There are a number of technologies used to create linear and angular position sensors. Potentiometers, differential transformers, inductive transducers, as well as magnetostrictive, magnetoresistive, Hall effect, capacitive, and encoder based sensors (among others), all serve the industrial market according to the specific requirements of the applications. Each of these technologies has a set of operating, environmental, and economic parameters that makes it particularly appropriate for a set of uses. Because of their inherent digital nature, great stability, and potential for very fine measurement over relatively large measuring ranges, encoder based sensors have particularly become the instrument of choice in robotics and machining applications. Encoders are also very widely used for high speed motor or simple multi-turn rotating shaft situations where an incremental output is adequate but directional information as provided by quadrature may be needed. Encoders are either incremental or absolute.
Absolute, Incremental, Or Electric Capacitive?
Absolute encoders are able to power-off and power-on, and still “know” where they are, while incremental encoders only know where they are relative to where they started. In a power-off/power-on situation, the incremental encoder has to be “homed” before it can be used again so that it is able to re-establish its relative position.
Exploded view of two-part rotary Electric Encoder where top plate transmits/receives and bottom plate modulates the field.
Into this mix comes the “electric capacitive” encoder, a new technology commercialized by Netzer Precision Motion Sensors, Ltd. of Misgav, Israel. This insurgent technology delivers the extreme accuracy of the optical encoder in a very small package, while operating in severe environments at an economical cost comparable to magnetic encoders. Invented by Yishay Netzer, formerly of Israel’s Rafael Armament Development Authority and a holder of over twenty international patents in sensors and related electronics, the capacitive Electric Encoder® was first created to provide extremely reliable rotary position accuracy for fire control and reconnaissance operations in defense/aerospace applications.

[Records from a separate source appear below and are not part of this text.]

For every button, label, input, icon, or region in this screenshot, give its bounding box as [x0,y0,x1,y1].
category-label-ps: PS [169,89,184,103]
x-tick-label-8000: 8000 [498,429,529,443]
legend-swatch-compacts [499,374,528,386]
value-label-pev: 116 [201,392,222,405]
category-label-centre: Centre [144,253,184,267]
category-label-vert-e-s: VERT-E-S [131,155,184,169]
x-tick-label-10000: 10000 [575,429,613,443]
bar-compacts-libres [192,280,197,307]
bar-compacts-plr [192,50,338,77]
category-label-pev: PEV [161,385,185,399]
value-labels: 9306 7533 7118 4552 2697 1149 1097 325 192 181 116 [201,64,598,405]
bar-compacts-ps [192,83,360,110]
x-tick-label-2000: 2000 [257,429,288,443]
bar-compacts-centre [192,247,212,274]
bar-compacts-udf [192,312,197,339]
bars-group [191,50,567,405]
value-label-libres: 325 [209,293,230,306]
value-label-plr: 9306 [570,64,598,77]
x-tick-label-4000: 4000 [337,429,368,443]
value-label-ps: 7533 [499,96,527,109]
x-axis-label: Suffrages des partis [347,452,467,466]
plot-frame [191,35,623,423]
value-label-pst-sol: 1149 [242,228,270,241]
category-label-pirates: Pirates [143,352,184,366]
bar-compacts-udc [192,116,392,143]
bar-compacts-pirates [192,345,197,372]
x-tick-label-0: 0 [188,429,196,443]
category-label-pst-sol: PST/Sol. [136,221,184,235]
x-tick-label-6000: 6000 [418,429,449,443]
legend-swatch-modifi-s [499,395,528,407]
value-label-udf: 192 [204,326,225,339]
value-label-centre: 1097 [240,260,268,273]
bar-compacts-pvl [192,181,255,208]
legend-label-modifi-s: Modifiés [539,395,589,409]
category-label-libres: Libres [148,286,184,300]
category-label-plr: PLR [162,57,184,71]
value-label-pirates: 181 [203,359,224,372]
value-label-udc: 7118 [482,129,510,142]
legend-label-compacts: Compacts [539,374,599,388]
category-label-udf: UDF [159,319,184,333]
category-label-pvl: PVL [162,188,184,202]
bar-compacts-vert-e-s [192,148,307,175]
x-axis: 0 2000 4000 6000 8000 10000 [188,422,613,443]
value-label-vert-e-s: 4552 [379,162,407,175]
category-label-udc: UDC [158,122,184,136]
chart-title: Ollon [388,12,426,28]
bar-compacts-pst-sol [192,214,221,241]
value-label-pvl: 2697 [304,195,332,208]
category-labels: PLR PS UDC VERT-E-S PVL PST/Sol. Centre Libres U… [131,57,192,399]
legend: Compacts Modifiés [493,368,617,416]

The severe requirements for these applications included rotary measurement tolerance to .001 degrees, low weight, very low section width, up to 7” shaft acceptance, high shock and vibration resistance, extreme operating temperatures and frequent temperature cycling, low power consumption, high tolerance to condensation and contaminants, and no magnetic signature or sensitivity to EMI/RFI or magnetic fields. The company that followed the invention, Netzer Precision Motion Sensors, has created a multitude of both linear and rotary sensor forms based upon its technology.
How They Work
Netzer’s non-contact position sensor technology relies upon the basic principle of the variance of RF signal attenuation as a function of capacitance. Within a Netzer three-part rotary Electric Encoder, a dielectric rotor rotates (in synch with the shaft motion) between two stationary printed boards. One board serves as a space/time modulated electric-field transmitter, and the other as a field receiver. The rotor interaction with the electric field is influenced by the shaft rotation angle. The received, integrated field is converted to a proportional current which is processed to provide DC output signals, proportional to the Sine and Cosine of the shaft angle.

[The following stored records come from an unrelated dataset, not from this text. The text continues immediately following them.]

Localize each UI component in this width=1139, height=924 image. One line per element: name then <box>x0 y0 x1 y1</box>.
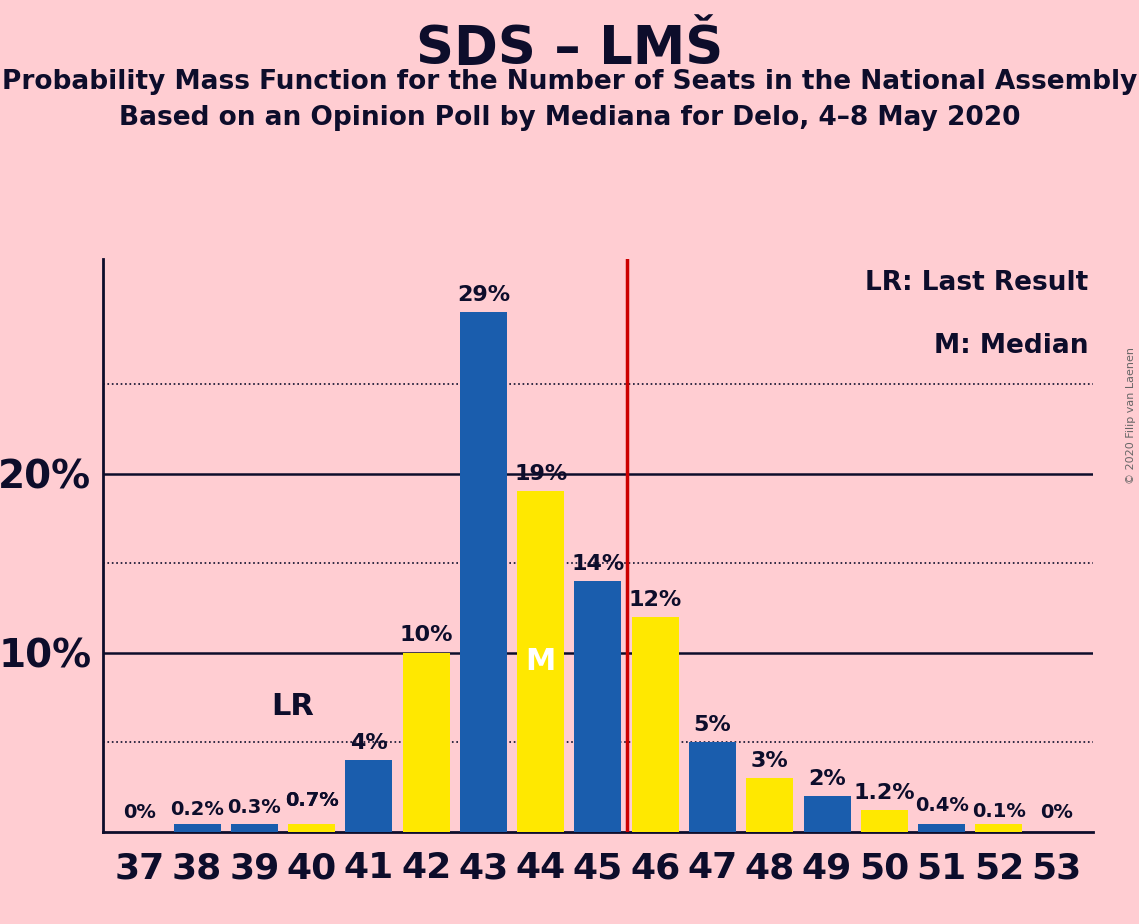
Bar <box>345 760 392 832</box>
Text: 10%: 10% <box>400 626 453 645</box>
Bar <box>231 824 278 832</box>
Text: 3%: 3% <box>751 750 788 771</box>
Bar <box>689 742 736 832</box>
Text: LR: Last Result: LR: Last Result <box>866 270 1089 297</box>
Text: 14%: 14% <box>572 553 624 574</box>
Text: Probability Mass Function for the Number of Seats in the National Assembly: Probability Mass Function for the Number… <box>2 69 1137 95</box>
Text: 0%: 0% <box>123 803 156 821</box>
Text: 0.2%: 0.2% <box>170 800 224 819</box>
Text: 29%: 29% <box>457 286 510 305</box>
Text: 1.2%: 1.2% <box>853 783 915 803</box>
Text: 5%: 5% <box>694 715 731 735</box>
Bar <box>288 824 335 832</box>
Bar <box>517 492 564 832</box>
Text: LR: LR <box>271 692 314 721</box>
Bar <box>804 796 851 832</box>
Bar <box>918 824 965 832</box>
Text: 0.3%: 0.3% <box>228 798 281 817</box>
Bar <box>460 312 507 832</box>
Text: 0.7%: 0.7% <box>285 791 338 810</box>
Text: 0.1%: 0.1% <box>972 802 1026 821</box>
Bar <box>975 824 1023 832</box>
Text: 0.7%: 0.7% <box>285 791 338 810</box>
Text: 2%: 2% <box>809 769 846 788</box>
Text: 12%: 12% <box>629 590 682 610</box>
Bar <box>574 581 622 832</box>
Text: 19%: 19% <box>514 464 567 484</box>
Text: 0.4%: 0.4% <box>915 796 968 816</box>
Bar <box>632 617 679 832</box>
Text: © 2020 Filip van Laenen: © 2020 Filip van Laenen <box>1125 347 1136 484</box>
Text: SDS – LMŠ: SDS – LMŠ <box>416 23 723 75</box>
Text: 0%: 0% <box>1040 803 1073 821</box>
Text: M: M <box>525 647 556 676</box>
Text: Based on an Opinion Poll by Mediana for Delo, 4–8 May 2020: Based on an Opinion Poll by Mediana for … <box>118 105 1021 131</box>
Text: 4%: 4% <box>350 733 387 753</box>
Bar <box>746 778 793 832</box>
Text: M: Median: M: Median <box>934 334 1089 359</box>
Bar <box>861 810 908 832</box>
Bar <box>173 824 221 832</box>
Bar <box>403 652 450 832</box>
Bar <box>288 824 335 832</box>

The Netzer two-part rotary Electric Encoder comprises a fixed stator board that includes field transmitting and receiving plates on its bottom side, and processing electronics on its top side. The bottom side faces the rotor, which in turn modulates and redirects the field. The received integrated field is converted to a proportional current which is processed to provide DC output signals proportional to the Sine and Cosine of the shaft angle.
A cutaway view of linear Electric Encoder with a passive “cable-less” spoiler gliding between active transmitter and receiver plates.
All Netzer Electric Encoders employ a dual, coarse/fine code pattern that enables extraordinarily fine resolution and accuracy even in a very inexpensive rotary device. The basic theory behind this coarse/fine scheme is that if the total measuring range of a sensor device can be broken up into a series of small, equal, distinctly identifiable segments, the incremental scale of each small segment can be much finer than it would be if that same incremental scale were set over the entire measuring range.
A three-part rotary Electric Encoder with a dialectric rotor altering capacitance between the transmitter and the receiver plates.
A Look To The Future
Relying on the interaction between the absolute position or displacement of an object and a space/time modulated electric field, capacitive encoder based position sensing has the potential to bring extremely high accuracy to applications where cost and environmental barriers have been limiting.